By: Ari Berman
Reporters slated for “embedded” war coverage in Iraq who wear eyeglasses (probably a fair number of the total) have to surmount one obstacle others don’t have to deal with. The basic M40 General Purpose Mask designed to protect them from chemical and gas attacks apparently fits so snugly they have to remove their glasses before they strap them on.
So how, then, can they see what’s coming to get them, or an escape route? They must order prescription optical inserts to be mounted in the masks. But if you need glasses only for reading, forget it — these inserts are for “distance” vision.
E&P has obtained a document issued to embedded reporters instructing them on how to order the inserts. Reporters are to send their prescriptions to the Naval Ophthalmic Support & Training Activity (NOSTRA), based at the Naval Weapons Station in Yorktown, Va. “We’re the LensCrafters of the armed forces,” boasts NOSTRA public affairs officer Jim Kemp.
If necessary, according to the document sent to the embedded scribes, “orders will be delivered to destination via FedEx” (at the recipient’s expense), so we now know that FedEx delivers to Kuwait. But this will happen only after the order is “inspected to ensure it exceeds standards for quality. … Included will be instructions for assembly.”
Kemp is organizing a media tour at NOSTRA for journalists that want to cover the manufacturing process of the optical insert. There’s been no interest in that so far, although many journalists have called Kemp inquiring about their orders.

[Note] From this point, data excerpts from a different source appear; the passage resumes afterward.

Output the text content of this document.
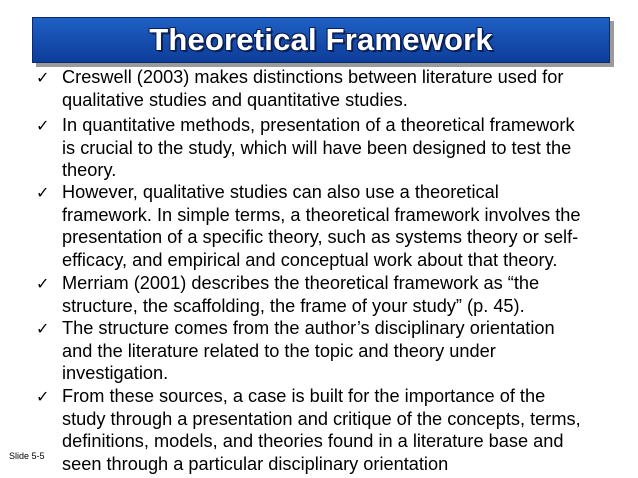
Theoretical Framework
✓ Creswell (2003) makes distinctions between literature used for
qualitative studies and quantitative studies.
✓ In quantitative methods, presentation of a theoretical framework
is crucial to the study, which will have been designed to test the
theory.
✓ However, qualitative studies can also use a theoretical
framework. In simple terms, a theoretical framework involves the
presentation of a specific theory, such as systems theory or self-
efficacy, and empirical and conceptual work about that theory.
✓ Merriam (2001) describes the theoretical framework as “the
structure, the scaffolding, the frame of your study” (p. 45).
✓ The structure comes from the author’s disciplinary orientation
and the literature related to the topic and theory under
investigation.
✓ From these sources, a case is built for the importance of the
study through a presentation and critique of the concepts, terms,
definitions, models, and theories found in a literature base and
seen through a particular disciplinary orientation
Slide 5-5
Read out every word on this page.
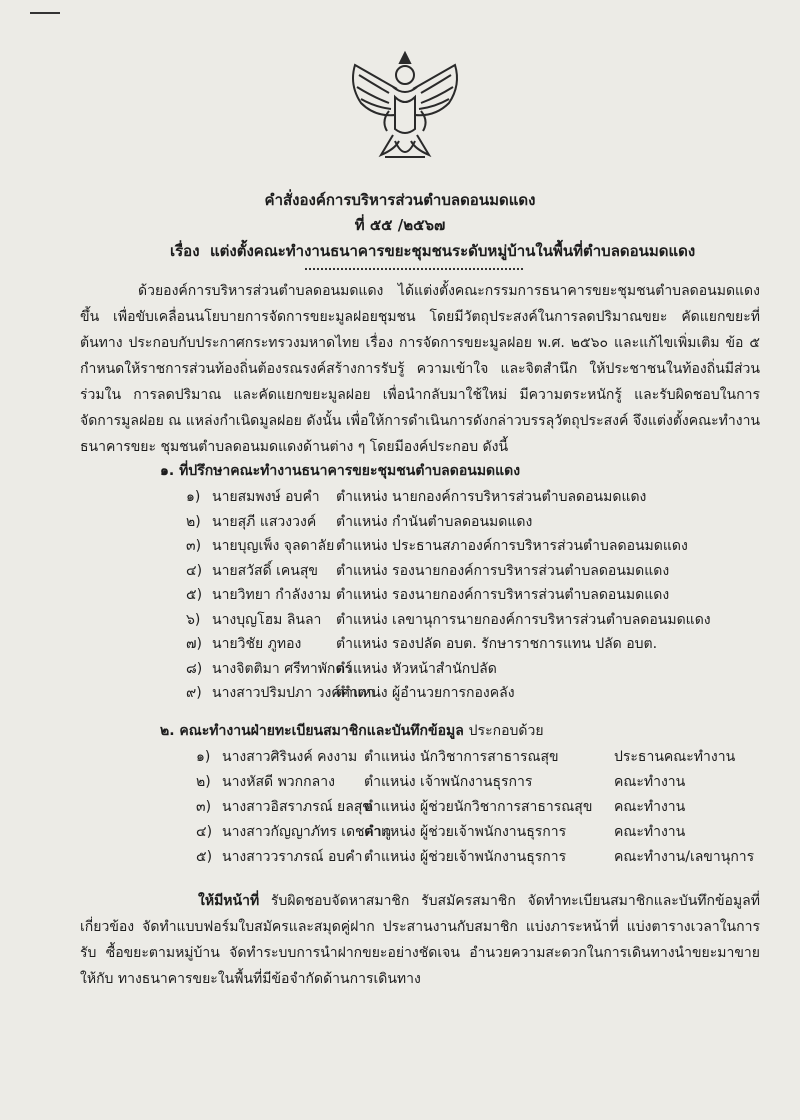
คำสั่งองค์การบริหารส่วนตำบลดอนมดแดง
ที่ ๕๕ /๒๕๖๗
เรื่อง แต่งตั้งคณะทำงานธนาคารขยะชุมชนระดับหมู่บ้านในพื้นที่ตำบลดอนมดแดง
ด้วยองค์การบริหารส่วนตำบลดอนมดแดง ได้แต่งตั้งคณะกรรมการธนาคารขยะชุมชนตำบลดอนมดแดงขึ้น เพื่อขับเคลื่อนนโยบายการจัดการขยะมูลฝอยชุมชน โดยมีวัตถุประสงค์ในการลดปริมาณขยะ คัดแยกขยะที่ต้นทาง ประกอบกับประกาศกระทรวงมหาดไทย เรื่อง การจัดการขยะมูลฝอย พ.ศ. ๒๕๖๐ และแก้ไขเพิ่มเติม ข้อ ๕ กำหนดให้ราชการส่วนท้องถิ่นต้องรณรงค์สร้างการรับรู้ ความเข้าใจ และจิตสำนึก ให้ประชาชนในท้องถิ่นมีส่วนร่วมใน การลดปริมาณ และคัดแยกขยะมูลฝอย เพื่อนำกลับมาใช้ใหม่ มีความตระหนักรู้ และรับผิดชอบในการจัดการมูลฝอย ณ แหล่งกำเนิดมูลฝอย ดังนั้น เพื่อให้การดำเนินการดังกล่าวบรรลุวัตถุประสงค์ จึงแต่งตั้งคณะทำงานธนาคารขยะ ชุมชนตำบลดอนมดแดงด้านต่าง ๆ โดยมีองค์ประกอบ ดังนี้
๑. ที่ปรึกษาคณะทำงานธนาคารขยะชุมชนตำบลดอนมดแดง
๑) นายสมพงษ์ อบคำ ตำแหน่ง นายกองค์การบริหารส่วนตำบลดอนมดแดง
๒) นายสุภี แสวงวงค์ ตำแหน่ง กำนันตำบลดอนมดแดง
๓) นายบุญเพ็ง จุลดาลัย ตำแหน่ง ประธานสภาองค์การบริหารส่วนตำบลดอนมดแดง
๔) นายสวัสดิ์ เคนสุข ตำแหน่ง รองนายกองค์การบริหารส่วนตำบลดอนมดแดง
๕) นายวิทยา กำลังงาม ตำแหน่ง รองนายกองค์การบริหารส่วนตำบลดอนมดแดง
๖) นางบุญโฮม ลินลา ตำแหน่ง เลขานุการนายกองค์การบริหารส่วนตำบลดอนมดแดง
๗) นายวิชัย ภูทอง ตำแหน่ง รองปลัด อบต. รักษาราชการแทน ปลัด อบต.
๘) นางจิตติมา ศรีทาพักตร์
ตำแหน่ง หัวหน้าสำนักปลัด
๙) นางสาวปริมปภา วงค์คำตา
ตำแหน่ง ผู้อำนวยการกองคลัง
๒. คณะทำงานฝ่ายทะเบียนสมาชิกและบันทึกข้อมูล ประกอบด้วย
๑) นางสาวศิรินงค์ คงงาม ตำแหน่ง นักวิชาการสาธารณสุข	ประธานคณะทำงาน
๒) นางหัสดี พวกกลาง ตำแหน่ง เจ้าพนักงานธุรการ	คณะทำงาน
๓) นางสาวอิสราภรณ์ ยลสุข
ตำแหน่ง ผู้ช่วยนักวิชาการสาธารณสุข คณะทำงาน
๔) นางสาวกัญญาภัทร เดชคำภู
ตำแหน่ง ผู้ช่วยเจ้าพนักงานธุรการ	คณะทำงาน
๕) นางสาววราภรณ์ อบคำ ตำแหน่ง ผู้ช่วยเจ้าพนักงานธุรการ	คณะทำงาน/เลขานุการ
ให้มีหน้าที่ รับผิดชอบจัดหาสมาชิก รับสมัครสมาชิก จัดทำทะเบียนสมาชิกและบันทึกข้อมูลที่ เกี่ยวข้อง จัดทำแบบฟอร์มใบสมัครและสมุดคู่ฝาก ประสานงานกับสมาชิก แบ่งภาระหน้าที่ แบ่งตารางเวลาในการรับ ซื้อขยะตามหมู่บ้าน จัดทำระบบการนำฝากขยะอย่างชัดเจน อำนวยความสะดวกในการเดินทางนำขยะมาขายให้กับ ทางธนาคารขยะในพื้นที่มีข้อจำกัดด้านการเดินทาง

In related news, journalists have apparently not developed a close rapport with their gas masks. A Thursday story in The Washington Post reported that during a chemical weapons scare at Camp Ripper, Kuwait this week, “reporters snapped pictures of the masked-up Marines and wondered what to do. … About two-thirds of the journalists had brought gas masks,” but they were slow to don them.